Una de las características más notorias de los últimos tiempos, en materia de consumo, es el creciente conocimiento por parte de los consumidores de sus derechos y deberes. Las estadísticas oficiales de las instituciones públicas y de asociaciones de consumidores organizados registran, en tal sentido, cada vez más reclamos, quejas y denuncias por deficiencias diversas en la provisión de bienes y servicios. Esta nueva racionalidad redundará, seguramente, en el mejoramiento de los mercados proveedores de tales mercancías, lo que puede valorarse de manera positiva.

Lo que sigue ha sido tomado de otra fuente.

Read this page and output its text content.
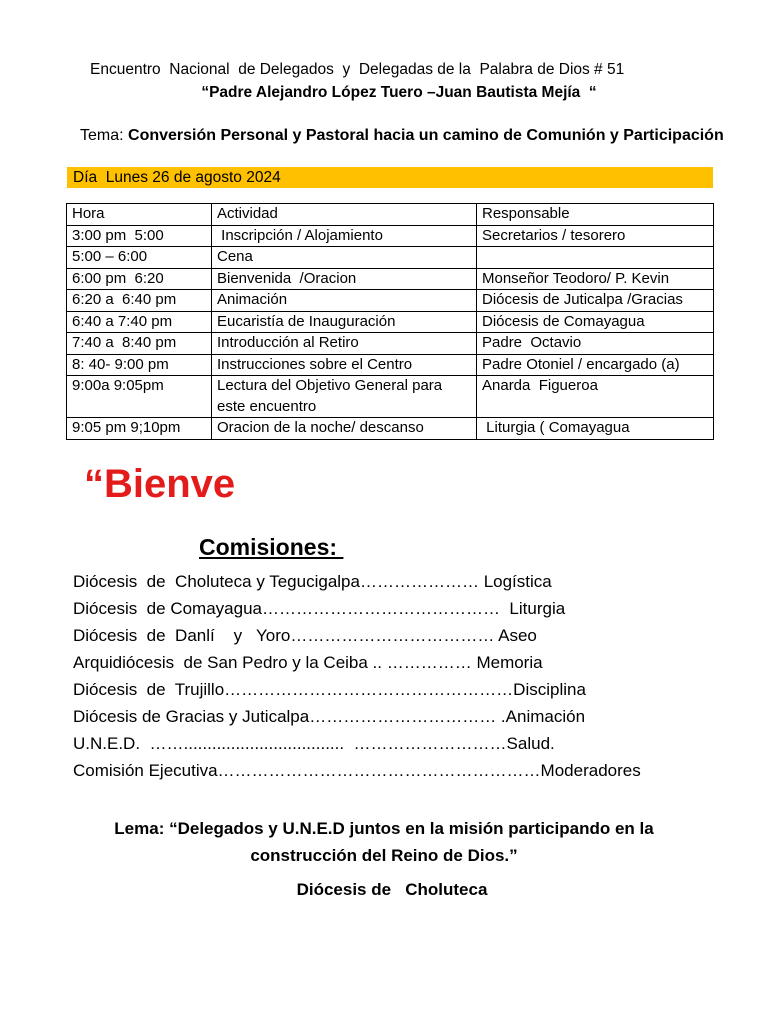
Encuentro  Nacional  de Delegados  y  Delegadas de la  Palabra de Dios # 51
“Padre Alejandro López Tuero –Juan Bautista Mejía  “
Tema: Conversión Personal y Pastoral hacia un camino de Comunión y Participación
Día  Lunes 26 de agosto 2024
Hora	Actividad	Responsable
3:00 pm  5:00	Inscripción / Alojamiento	Secretarios / tesorero
5:00 – 6:00	Cena	
6:00 pm  6:20	Bienvenida  /Oracion	Monseñor Teodoro/ P. Kevin
6:20 a  6:40 pm	Animación	Diócesis de Juticalpa /Gracias
6:40 a 7:40 pm	Eucaristía de Inauguración	Diócesis de Comayagua
7:40 a  8:40 pm	Introducción al Retiro	Padre  Octavio
8: 40- 9:00 pm	Instrucciones sobre el Centro	Padre Otoniel / encargado (a)
9:00a 9:05pm	Lectura del Objetivo General para este encuentro	Anarda  Figueroa
9:05 pm 9;10pm	Oracion de la noche/ descanso	Liturgia ( Comayagua
“Bienve
Comisiones:
Diócesis  de  Choluteca y Tegucigalpa………………… Logística
Diócesis  de Comayagua……………………………………  Liturgia
Diócesis  de  Danlí    y   Yoro……………………………… Aseo
Arquidiócesis  de San Pedro y la Ceiba .. …………… Memoria
Diócesis  de  Trujillo……………………………………………Disciplina
Diócesis de Gracias y Juticalpa…………………………… .Animación
U.N.E.D.  ……..................................  ………………………Salud.
Comisión Ejecutiva…………………………………………………Moderadores
Lema: “Delegados y U.N.E.D juntos en la misión participando en la
construcción del Reino de Dios.”
Diócesis de   Choluteca
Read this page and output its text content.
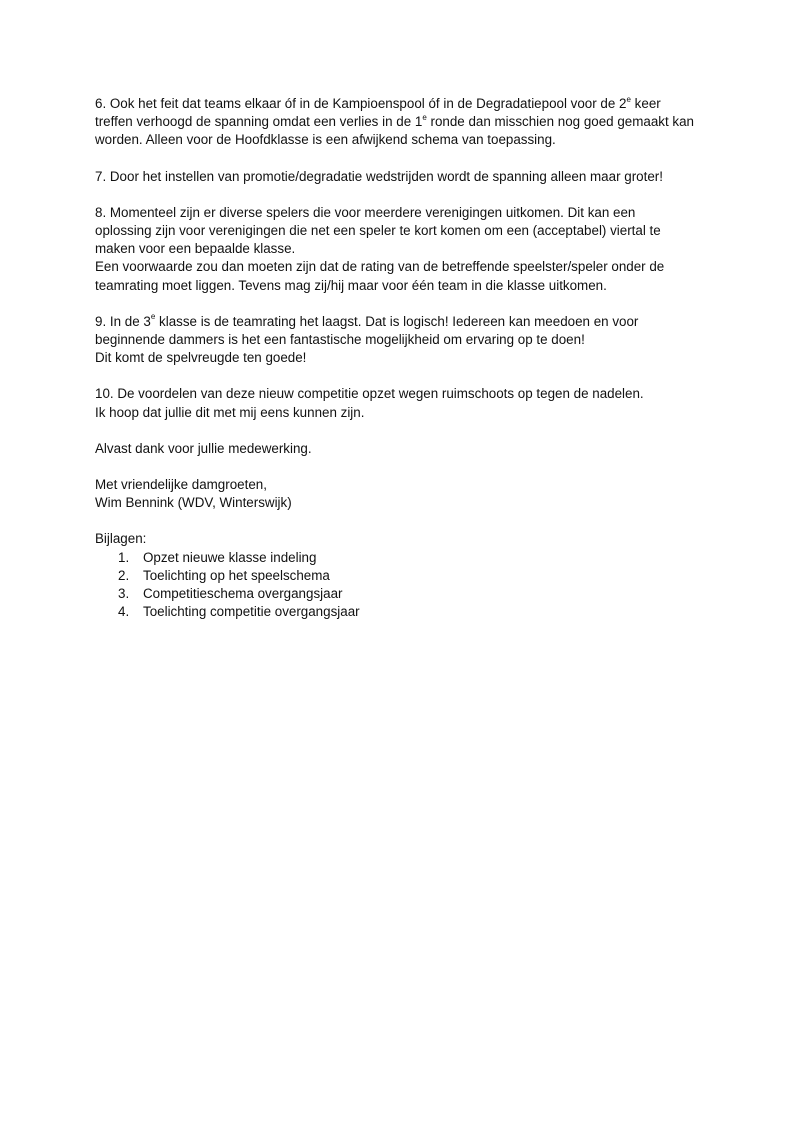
6. Ook het feit dat teams elkaar óf in de Kampioenspool óf in de Degradatiepool voor de 2e keer
treffen verhoogd de spanning omdat een verlies in de 1e ronde dan misschien nog goed gemaakt kan
worden. Alleen voor de Hoofdklasse is een afwijkend schema van toepassing.
7. Door het instellen van promotie/degradatie wedstrijden wordt de spanning alleen maar groter!
8. Momenteel zijn er diverse spelers die voor meerdere verenigingen uitkomen. Dit kan een
oplossing zijn voor verenigingen die net een speler te kort komen om een (acceptabel) viertal te
maken voor een bepaalde klasse.
Een voorwaarde zou dan moeten zijn dat de rating van de betreffende speelster/speler onder de
teamrating moet liggen. Tevens mag zij/hij maar voor één team in die klasse uitkomen.
9. In de 3e klasse is de teamrating het laagst. Dat is logisch! Iedereen kan meedoen en voor
beginnende dammers is het een fantastische mogelijkheid om ervaring op te doen!
Dit komt de spelvreugde ten goede!
10. De voordelen van deze nieuw competitie opzet wegen ruimschoots op tegen de nadelen.
Ik hoop dat jullie dit met mij eens kunnen zijn.
Alvast dank voor jullie medewerking.
Met vriendelijke damgroeten,
Wim Bennink (WDV, Winterswijk)
Bijlagen:
1. Opzet nieuwe klasse indeling
2. Toelichting op het speelschema
3. Competitieschema overgangsjaar
4. Toelichting competitie overgangsjaar
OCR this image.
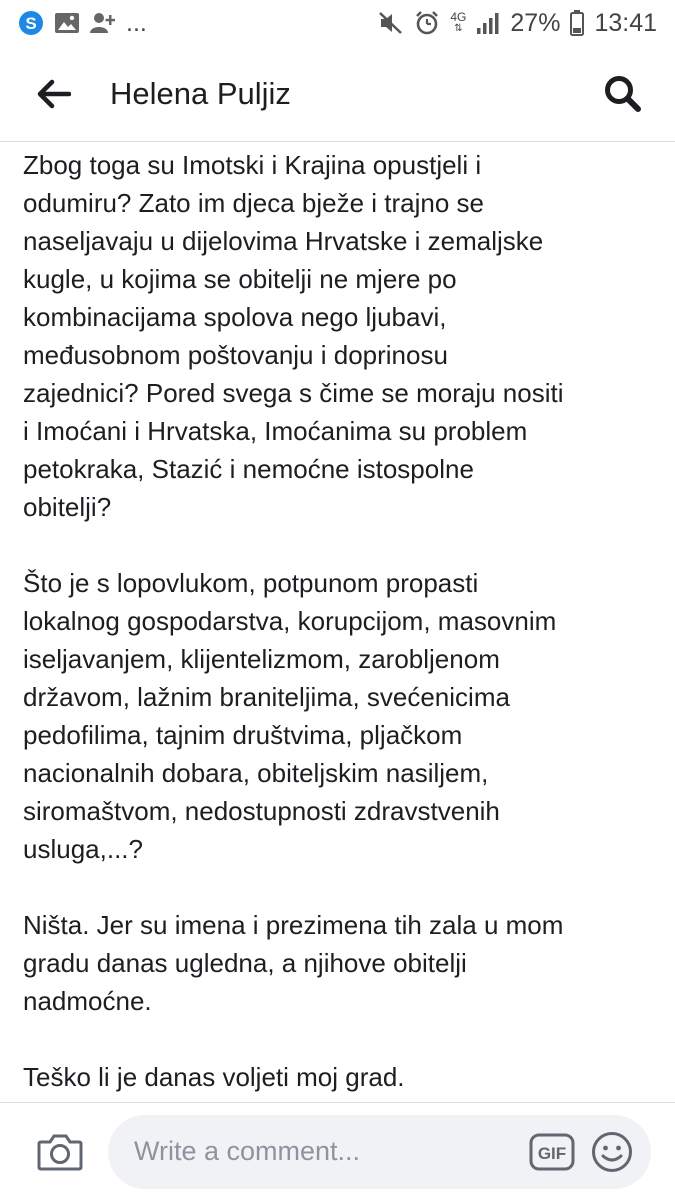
S	...	4G
⇅ 27% 13:41
Helena Puljiz

Zbog toga su Imotski i Krajina opustjeli i
odumiru? Zato im djeca bježe i trajno se
naseljavaju u dijelovima Hrvatske i zemaljske
kugle, u kojima se obitelji ne mjere po
kombinacijama spolova nego ljubavi,
međusobnom poštovanju i doprinosu
zajednici? Pored svega s čime se moraju nositi
i Imoćani i Hrvatska, Imoćanima su problem
petokraka, Stazić i nemoćne istospolne
obitelji?

Što je s lopovlukom, potpunom propasti
lokalnog gospodarstva, korupcijom, masovnim
iseljavanjem, klijentelizmom, zarobljenom
državom, lažnim braniteljima, svećenicima
pedofilima, tajnim društvima, pljačkom
nacionalnih dobara, obiteljskim nasiljem,
siromaštvom, nedostupnosti zdravstvenih
usluga,...?

Ništa. Jer su imena i prezimena tih zala u mom
gradu danas ugledna, a njihove obitelji
nadmoćne.

Teško li je danas voljeti moj grad.

Write a comment...
GIF
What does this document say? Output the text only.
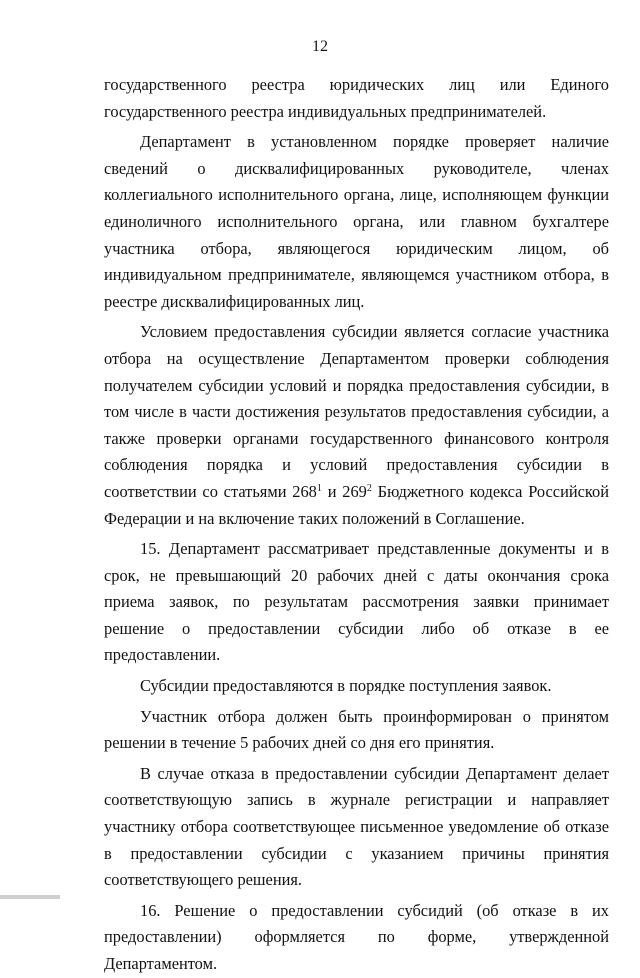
12

государственного реестра юридических лиц или Единого государственного реестра индивидуальных предпринимателей.

Департамент в установленном порядке проверяет наличие сведений о дисквалифицированных руководителе, членах коллегиального исполнительного органа, лице, исполняющем функции единоличного исполнительного органа, или главном бухгалтере участника отбора, являющегося юридическим лицом, об индивидуальном предпринимателе, являющемся участником отбора, в реестре дисквалифицированных лиц.

Условием предоставления субсидии является согласие участника отбора на осуществление Департаментом проверки соблюдения получателем субсидии условий и порядка предоставления субсидии, в том числе в части достижения результатов предоставления субсидии, а также проверки органами государственного финансового контроля соблюдения порядка и условий предоставления субсидии в соответствии со статьями $268^1$ и $269^2$ Бюджетного кодекса Российской Федерации и на включение таких положений в Соглашение.

15. Департамент рассматривает представленные документы и в срок, не превышающий 20 рабочих дней с даты окончания срока приема заявок, по результатам рассмотрения заявки принимает решение о предоставлении субсидии либо об отказе в ее предоставлении.

Субсидии предоставляются в порядке поступления заявок.

Участник отбора должен быть проинформирован о принятом решении в течение 5 рабочих дней со дня его принятия.

В случае отказа в предоставлении субсидии Департамент делает соответствующую запись в журнале регистрации и направляет участнику отбора соответствующее письменное уведомление об отказе в предоставлении субсидии с указанием причины принятия соответствующего решения.

16. Решение о предоставлении субсидий (об отказе в их предоставлении) оформляется по форме, утвержденной Департаментом.
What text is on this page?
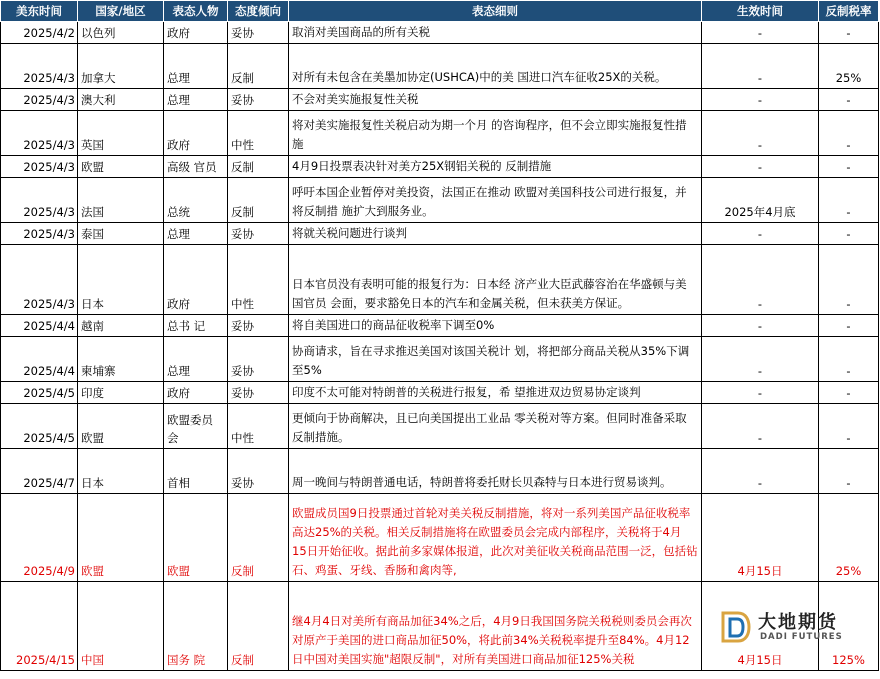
美东时间	国家/地区	表态人物	态度倾向	表态细则	生效时间	反制税率
2025/4/2	以色列	政府	妥协	取消对美国商品的所有关税	-	-
2025/4/3	加拿大	总理	反制	对所有未包含在美墨加协定(USHCA)中的美 国进口汽车征收25X的关税。	-	25%
2025/4/3	澳大利	总理	妥协	不会对美实施报复性关税	-	-
2025/4/3	英国	政府	中性	将对美实施报复性关税启动为期一个月 的咨询程序，但不会立即实施报复性措施	-	-
2025/4/3	欧盟	高级 官员	反制	4月9日投票表决针对美方25X钢铝关税的 反制措施	-	-
2025/4/3	法国	总统	反制	呼吁本国企业暂停对美投资，法国正在推动 欧盟对美国科技公司进行报复，并将反制措 施扩大到服务业。	2025年4月底	-
2025/4/3	泰国	总理	妥协	将就关税问题进行谈判	-	-
2025/4/3	日本	政府	中性	日本官员没有表明可能的报复行为：日本经 济产业大臣武藤容治在华盛顿与美国官员 会面，要求豁免日本的汽车和金属关税，但未获美方保证。	-	-
2025/4/4	越南	总书 记	妥协	将自美国进口的商品征收税率下调至0%	-	-
2025/4/4	柬埔寨	总理	妥协	协商请求，旨在寻求推迟美国对该国关税计 划，将把部分商品关税从35%下调至5%	-	-
2025/4/5	印度	政府	妥协	印度不太可能对特朗普的关税进行报复，希 望推进双边贸易协定谈判	-	-
2025/4/5	欧盟	欧盟委员会	中性	更倾向于协商解决，且已向美国提出工业品 零关税对等方案。但同时准备采取反制措施。	-	-
2025/4/7	日本	首相	妥协	周一晚间与特朗普通电话，特朗普将委托财长贝森特与日本进行贸易谈判。	-	-
2025/4/9	欧盟	欧盟	反制	欧盟成员国9日投票通过首轮对美关税反制措施，将对一系列美国产品征收税率高达25%的关税。相关反制措施将在欧盟委员会完成内部程序，关税将于4月 15日开始征收。据此前多家媒体报道，此次对美征收关税商品范围一泛，包括钻石、鸡蛋、牙线、香肠和禽肉等,	4月15日	25%
2025/4/15	中国	国务 院	反制	继4月4日对美所有商品加征34%之后，4月9日我国国务院关税税则委员会再次对原产于美国的进口商品加征50%，将此前34%关税税率提升至84%。4月12日中国对美国实施"超限反制"，对所有美国进口商品加征125%关税	4月15日	125%
大地期货
DADI FUTURES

Cambiar las c onductas a ambos lados del mostrador es un proceso complejo, pero la velocidad que le están imprimiendo los consumidores a sus propios cambios llevará, más temprano que tarde, a que fabricantes y comerciantes se ajusten a la nueva realidad, tanto en precios como en calidades.

Como resultado de este empoderamiento, por un lado, los consumidores son cada vez más selectivos y conscientes de sus derechos y por otro, las empresas hacen lo propio para adecuarse con mística de servicio a esta nueva realidad en el mercado. En consecuencia, esperamos que la celebración del Día Mundial del Consumidor ayude a llegar a conclusiones objetivas y soluciones integrales. No obstante, el debate no debe resultar opacado por formadores de opinión que no conocen el tema o confrontan con alegatos que no muestran el espectro claro de soluciones. Vemos, por ejemplo, que han salido a la luz pública algunos industriales a defender posiciones indefendibles, en aras de sus propios intereses y han perdido de perspectivas la razón principal por la cual hace muchos años motivamos la creación de un día conmemorativo al consumidor, ¡y que al final somos todos!

*EMPRESARIO Y EXCOMISIONADO DE LA CLICAC.